Jugulé et pétrifié, l’immobilier de commerce ne bouge plus une oreille. Lui aussi connaît un avenir incertain. Quelques beaux projets continuent sur la lancée d’un évident besoin d’aménagement du territoire. Les noms de Canopée (Bordeaux), Valbonne (Sophia-Antipolis), Gare d’Austerlitz et Central Park (Paris), des Portes des Pyrénées (Muret), du démonstrateur de Montigny-les-Cormeilles (Herblay), modèle de rénovation des zones commerciales, et de Neyrpic (Grenoble), à ouvrir dans quelques jours, résonnent comme un appel à la nouveauté.

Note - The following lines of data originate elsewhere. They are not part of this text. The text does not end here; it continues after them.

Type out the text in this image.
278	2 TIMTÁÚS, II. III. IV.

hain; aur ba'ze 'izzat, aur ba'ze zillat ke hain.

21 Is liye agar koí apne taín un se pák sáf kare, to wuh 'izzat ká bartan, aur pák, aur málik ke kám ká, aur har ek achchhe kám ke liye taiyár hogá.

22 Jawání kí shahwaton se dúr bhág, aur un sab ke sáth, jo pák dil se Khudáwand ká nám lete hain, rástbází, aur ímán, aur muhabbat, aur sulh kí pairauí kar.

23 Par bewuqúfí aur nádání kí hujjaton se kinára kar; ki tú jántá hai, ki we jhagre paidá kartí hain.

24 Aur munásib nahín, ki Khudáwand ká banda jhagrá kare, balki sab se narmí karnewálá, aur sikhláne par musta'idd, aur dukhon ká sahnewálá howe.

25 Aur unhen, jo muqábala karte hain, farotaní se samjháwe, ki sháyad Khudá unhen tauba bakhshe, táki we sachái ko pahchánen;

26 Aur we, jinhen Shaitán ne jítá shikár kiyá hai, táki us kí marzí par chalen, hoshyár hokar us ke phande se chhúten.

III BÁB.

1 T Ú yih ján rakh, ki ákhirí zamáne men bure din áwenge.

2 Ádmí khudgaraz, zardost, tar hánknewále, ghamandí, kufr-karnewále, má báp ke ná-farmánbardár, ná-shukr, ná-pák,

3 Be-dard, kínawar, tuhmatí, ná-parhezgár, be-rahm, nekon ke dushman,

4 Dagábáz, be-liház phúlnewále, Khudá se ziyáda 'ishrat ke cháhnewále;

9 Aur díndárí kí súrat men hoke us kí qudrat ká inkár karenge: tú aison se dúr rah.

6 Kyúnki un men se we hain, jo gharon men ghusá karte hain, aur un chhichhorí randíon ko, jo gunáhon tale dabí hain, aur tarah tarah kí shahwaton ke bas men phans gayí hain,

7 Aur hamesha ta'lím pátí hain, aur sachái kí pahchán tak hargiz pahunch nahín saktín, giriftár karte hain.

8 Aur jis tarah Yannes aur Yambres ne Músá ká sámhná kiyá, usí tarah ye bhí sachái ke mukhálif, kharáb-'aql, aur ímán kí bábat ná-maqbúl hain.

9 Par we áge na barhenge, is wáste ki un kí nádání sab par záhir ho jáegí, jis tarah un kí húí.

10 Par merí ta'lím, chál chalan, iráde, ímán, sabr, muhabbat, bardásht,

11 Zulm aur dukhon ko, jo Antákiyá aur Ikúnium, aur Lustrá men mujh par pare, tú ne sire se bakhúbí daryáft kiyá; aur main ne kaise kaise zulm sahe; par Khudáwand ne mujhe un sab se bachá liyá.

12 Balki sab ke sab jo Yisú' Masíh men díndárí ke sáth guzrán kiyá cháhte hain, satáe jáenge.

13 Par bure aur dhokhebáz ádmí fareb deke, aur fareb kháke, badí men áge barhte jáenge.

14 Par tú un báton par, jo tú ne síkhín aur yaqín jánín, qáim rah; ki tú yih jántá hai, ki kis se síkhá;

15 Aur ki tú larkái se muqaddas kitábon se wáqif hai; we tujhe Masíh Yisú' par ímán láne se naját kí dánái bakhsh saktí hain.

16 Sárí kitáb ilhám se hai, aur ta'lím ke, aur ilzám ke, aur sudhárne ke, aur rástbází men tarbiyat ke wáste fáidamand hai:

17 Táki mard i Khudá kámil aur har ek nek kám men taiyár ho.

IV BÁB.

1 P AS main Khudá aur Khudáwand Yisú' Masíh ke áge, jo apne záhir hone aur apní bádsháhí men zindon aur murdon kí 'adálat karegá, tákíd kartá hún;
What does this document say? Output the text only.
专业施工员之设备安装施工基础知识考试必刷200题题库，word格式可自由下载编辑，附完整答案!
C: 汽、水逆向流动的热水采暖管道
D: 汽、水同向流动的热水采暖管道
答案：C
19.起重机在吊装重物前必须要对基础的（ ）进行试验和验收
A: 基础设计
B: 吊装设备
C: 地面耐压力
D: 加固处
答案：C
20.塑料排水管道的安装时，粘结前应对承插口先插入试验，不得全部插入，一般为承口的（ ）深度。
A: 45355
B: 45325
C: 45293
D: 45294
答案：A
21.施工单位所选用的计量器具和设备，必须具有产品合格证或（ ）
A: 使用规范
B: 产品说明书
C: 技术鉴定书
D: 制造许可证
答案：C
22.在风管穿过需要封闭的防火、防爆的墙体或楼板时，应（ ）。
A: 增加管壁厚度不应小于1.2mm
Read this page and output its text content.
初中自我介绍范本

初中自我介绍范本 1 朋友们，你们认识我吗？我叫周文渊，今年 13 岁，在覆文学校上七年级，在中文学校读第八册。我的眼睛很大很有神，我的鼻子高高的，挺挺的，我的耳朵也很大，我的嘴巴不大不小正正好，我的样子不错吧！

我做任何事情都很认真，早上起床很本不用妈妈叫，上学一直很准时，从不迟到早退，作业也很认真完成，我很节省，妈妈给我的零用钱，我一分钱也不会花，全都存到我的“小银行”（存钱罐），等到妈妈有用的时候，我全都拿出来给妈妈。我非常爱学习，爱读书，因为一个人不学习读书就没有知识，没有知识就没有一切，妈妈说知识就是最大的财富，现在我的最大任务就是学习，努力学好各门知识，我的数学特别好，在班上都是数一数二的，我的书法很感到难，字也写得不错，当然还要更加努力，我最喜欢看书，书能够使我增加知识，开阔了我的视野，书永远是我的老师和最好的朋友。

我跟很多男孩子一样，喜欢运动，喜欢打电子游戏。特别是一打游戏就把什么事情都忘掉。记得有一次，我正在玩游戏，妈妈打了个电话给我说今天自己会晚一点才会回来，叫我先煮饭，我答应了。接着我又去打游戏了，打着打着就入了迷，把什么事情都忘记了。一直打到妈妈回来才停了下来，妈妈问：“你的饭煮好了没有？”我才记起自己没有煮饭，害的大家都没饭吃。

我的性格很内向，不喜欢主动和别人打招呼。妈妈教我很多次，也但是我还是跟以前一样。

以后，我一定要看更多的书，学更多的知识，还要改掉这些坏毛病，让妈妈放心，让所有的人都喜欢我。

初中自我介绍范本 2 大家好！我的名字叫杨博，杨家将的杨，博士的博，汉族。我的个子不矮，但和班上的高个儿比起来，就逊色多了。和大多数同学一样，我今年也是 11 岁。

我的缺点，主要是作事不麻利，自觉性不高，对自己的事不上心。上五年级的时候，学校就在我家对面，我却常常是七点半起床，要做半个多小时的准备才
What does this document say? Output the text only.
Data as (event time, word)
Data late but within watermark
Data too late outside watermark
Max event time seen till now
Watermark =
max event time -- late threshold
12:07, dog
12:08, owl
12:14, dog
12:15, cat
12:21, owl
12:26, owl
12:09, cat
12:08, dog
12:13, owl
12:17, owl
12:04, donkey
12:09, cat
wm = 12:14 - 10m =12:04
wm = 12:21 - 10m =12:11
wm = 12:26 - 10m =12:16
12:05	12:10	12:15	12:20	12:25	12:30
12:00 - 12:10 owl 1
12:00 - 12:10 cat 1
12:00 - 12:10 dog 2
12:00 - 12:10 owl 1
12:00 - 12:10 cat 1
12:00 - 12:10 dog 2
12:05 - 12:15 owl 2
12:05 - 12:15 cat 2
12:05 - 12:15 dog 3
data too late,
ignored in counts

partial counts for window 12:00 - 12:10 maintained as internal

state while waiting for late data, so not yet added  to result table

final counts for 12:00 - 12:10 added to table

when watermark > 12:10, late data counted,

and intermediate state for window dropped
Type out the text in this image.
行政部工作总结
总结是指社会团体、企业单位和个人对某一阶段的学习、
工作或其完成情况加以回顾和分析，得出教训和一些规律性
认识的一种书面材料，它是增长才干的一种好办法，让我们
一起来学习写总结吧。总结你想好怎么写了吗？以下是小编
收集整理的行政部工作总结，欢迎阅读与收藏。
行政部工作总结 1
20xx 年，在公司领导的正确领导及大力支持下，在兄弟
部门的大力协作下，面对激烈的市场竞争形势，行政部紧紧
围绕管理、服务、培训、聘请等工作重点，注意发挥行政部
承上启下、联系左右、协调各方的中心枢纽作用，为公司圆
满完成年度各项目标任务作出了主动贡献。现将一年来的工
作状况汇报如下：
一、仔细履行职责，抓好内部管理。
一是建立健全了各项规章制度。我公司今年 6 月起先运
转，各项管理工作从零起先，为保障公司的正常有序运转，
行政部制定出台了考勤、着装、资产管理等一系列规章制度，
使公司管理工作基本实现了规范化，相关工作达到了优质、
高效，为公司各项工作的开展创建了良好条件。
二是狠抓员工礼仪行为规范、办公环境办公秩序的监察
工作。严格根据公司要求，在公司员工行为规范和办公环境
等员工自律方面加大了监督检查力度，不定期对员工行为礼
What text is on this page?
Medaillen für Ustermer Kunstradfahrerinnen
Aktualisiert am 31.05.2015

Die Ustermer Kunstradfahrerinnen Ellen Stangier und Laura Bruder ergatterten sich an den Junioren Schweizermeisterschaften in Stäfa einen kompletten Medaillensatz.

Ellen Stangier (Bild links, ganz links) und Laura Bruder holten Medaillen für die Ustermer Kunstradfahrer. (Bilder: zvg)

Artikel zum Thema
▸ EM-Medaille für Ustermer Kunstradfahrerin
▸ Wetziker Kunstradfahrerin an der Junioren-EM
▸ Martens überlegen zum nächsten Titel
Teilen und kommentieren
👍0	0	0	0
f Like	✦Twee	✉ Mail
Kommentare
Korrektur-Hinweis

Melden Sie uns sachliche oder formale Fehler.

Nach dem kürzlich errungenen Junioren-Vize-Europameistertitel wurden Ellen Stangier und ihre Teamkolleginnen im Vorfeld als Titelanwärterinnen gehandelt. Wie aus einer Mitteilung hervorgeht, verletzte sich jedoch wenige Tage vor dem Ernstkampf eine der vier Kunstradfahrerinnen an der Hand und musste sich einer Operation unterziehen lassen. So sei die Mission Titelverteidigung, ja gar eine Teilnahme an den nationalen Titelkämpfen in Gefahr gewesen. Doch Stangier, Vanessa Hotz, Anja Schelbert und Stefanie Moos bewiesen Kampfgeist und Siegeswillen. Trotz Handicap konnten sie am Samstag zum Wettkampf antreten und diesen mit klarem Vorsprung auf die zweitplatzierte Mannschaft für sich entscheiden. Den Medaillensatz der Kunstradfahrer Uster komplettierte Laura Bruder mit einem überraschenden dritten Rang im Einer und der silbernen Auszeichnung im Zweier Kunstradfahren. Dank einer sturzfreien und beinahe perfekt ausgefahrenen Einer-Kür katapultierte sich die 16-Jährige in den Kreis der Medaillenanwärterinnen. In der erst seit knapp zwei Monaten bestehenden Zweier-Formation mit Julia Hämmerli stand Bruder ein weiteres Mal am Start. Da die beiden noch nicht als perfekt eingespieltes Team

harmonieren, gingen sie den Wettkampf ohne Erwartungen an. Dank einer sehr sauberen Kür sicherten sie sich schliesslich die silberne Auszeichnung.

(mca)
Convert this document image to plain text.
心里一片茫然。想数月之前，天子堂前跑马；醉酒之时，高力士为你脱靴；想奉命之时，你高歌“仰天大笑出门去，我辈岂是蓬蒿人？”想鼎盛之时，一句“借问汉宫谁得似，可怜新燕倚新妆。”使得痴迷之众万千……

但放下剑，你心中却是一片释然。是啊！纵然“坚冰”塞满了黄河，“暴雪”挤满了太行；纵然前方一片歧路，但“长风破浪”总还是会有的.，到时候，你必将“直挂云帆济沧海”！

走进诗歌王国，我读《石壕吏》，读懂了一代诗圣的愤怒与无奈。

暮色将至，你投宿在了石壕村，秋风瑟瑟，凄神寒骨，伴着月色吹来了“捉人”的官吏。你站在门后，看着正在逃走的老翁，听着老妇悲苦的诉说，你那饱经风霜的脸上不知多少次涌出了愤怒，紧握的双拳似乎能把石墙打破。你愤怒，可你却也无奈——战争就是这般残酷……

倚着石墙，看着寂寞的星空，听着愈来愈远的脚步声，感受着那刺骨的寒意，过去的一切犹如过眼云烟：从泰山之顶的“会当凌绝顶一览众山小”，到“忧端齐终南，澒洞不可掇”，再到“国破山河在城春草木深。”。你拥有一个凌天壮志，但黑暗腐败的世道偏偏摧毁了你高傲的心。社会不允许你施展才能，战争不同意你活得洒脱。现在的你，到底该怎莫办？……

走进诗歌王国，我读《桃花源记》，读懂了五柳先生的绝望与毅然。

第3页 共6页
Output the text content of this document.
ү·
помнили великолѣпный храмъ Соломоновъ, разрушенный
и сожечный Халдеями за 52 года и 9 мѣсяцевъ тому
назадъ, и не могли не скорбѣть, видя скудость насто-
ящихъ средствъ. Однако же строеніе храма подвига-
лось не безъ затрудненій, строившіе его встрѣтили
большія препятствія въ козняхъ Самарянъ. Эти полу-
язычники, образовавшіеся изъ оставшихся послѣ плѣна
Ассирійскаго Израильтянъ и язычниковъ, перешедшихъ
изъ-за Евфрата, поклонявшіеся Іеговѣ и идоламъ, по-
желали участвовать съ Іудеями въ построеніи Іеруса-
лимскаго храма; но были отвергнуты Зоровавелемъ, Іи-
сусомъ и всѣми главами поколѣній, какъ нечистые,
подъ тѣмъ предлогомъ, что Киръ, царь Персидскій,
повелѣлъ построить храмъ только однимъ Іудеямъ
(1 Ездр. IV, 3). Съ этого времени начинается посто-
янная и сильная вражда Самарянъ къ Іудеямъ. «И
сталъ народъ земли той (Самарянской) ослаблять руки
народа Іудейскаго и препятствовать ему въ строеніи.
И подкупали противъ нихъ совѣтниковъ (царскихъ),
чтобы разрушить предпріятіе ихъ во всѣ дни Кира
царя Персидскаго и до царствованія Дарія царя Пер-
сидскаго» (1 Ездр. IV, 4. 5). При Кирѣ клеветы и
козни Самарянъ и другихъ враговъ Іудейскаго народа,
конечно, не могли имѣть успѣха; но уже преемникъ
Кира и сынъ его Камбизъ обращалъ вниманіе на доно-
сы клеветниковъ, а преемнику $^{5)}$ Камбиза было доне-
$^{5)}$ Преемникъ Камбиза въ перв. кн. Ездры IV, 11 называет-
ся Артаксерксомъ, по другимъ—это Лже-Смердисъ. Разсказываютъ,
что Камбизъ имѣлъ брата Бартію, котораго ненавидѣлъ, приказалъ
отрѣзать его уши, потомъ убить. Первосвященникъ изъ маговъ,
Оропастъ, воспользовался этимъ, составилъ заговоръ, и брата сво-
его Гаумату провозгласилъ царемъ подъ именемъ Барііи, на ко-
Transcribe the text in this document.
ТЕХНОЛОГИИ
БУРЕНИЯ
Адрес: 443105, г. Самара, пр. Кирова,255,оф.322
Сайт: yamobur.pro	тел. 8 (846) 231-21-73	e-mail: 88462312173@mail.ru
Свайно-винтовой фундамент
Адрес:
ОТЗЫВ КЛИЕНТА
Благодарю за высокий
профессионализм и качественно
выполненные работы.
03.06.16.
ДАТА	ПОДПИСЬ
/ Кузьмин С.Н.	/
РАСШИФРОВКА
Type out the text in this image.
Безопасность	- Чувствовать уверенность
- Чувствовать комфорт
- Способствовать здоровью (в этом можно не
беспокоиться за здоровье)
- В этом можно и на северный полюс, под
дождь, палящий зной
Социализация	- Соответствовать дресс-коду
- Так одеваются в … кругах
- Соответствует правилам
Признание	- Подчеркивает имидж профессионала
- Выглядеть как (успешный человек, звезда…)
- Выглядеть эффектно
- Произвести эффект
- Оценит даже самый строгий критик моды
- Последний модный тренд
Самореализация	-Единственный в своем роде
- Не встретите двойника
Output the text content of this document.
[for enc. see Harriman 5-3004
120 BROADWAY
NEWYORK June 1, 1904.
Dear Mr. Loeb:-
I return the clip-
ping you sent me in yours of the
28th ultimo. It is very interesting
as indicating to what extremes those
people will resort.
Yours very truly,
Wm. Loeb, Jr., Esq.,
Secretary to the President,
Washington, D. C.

Rien n’y fait, la tendance est à se contenter de l’existant ou de rafistolages pour produire quelque fraîcheur.

On peut du reste penser qu’à l’image de l’atmosphère ambiante, tout va de travers. On a vu, en juin, la Cnac refuser la… diminution de la surface du projet de Valbonne (sic !), la Cour de cassation faire droit au Zara d’Atlantis fermant à 20:30 au lieu de 21:00 pour respecter le travail de nuit et non pas ses obligations contractuelles, la même juridiction se disant dans la foulée que, finalement, le loyer binaire peut bien faire partie du statut des baux commerciaux, contrairement au vieil arrêt Saint-Georges de 93. On relèvera encore une circulaire ubuesque du 15 novembre venant modifier la notion de surface de vente… Ben voyons !

C’était histoire de mettre du beurre dans les épinards du fisc, certes. Mais l’affaire prend une autre allure, puisqu’en plus d’alourdir la Tascom (taxe sur les grandes surfaces), elle impacte les autorisations d’exploitation commerciale. Ça craint et ça va craindre, car en augmentant l’aire d’exploitation des sas et autres sanitaires, circulations et arrière-caisses, le texte met en grand danger les Aec, notamment celles de 999 m2 ou 2 500 m2 ; comme le moindre mètre carré d’extension des voisins avec qui le demandeur fait «ensemble commercial». Voire comment, à Plan-de-Campagne Grand Frais s’est fait épingler et sème la panique !

Cela peut sembler secondaire. Ça devient pourtant une habitude de jouer avec les nerfs des enseignes. Car cette petite circulaire est considérée comme rétroactive par l’administration (sic !). On est loin de l’anecdote. Ces politiques à idées bondissantes et qui s’en vont avant de les avoir rattrapées, ont encore une fois trahi. Ils ont retiré au printemps la réforme collégiale du droit au bail inscrite au programme du Conseil national du commerce (Cnc) de Mme Grégoire — plus la promesse annexée de mensualisation des loyers et de serpent monétaire de leur indexation. Cet arrangement entre amis, ils l’ont fait riper en douce dans une loi de Simplification passée en avril au Conseil des ministres — démissionnaire, sans doute ; mais qu’importe.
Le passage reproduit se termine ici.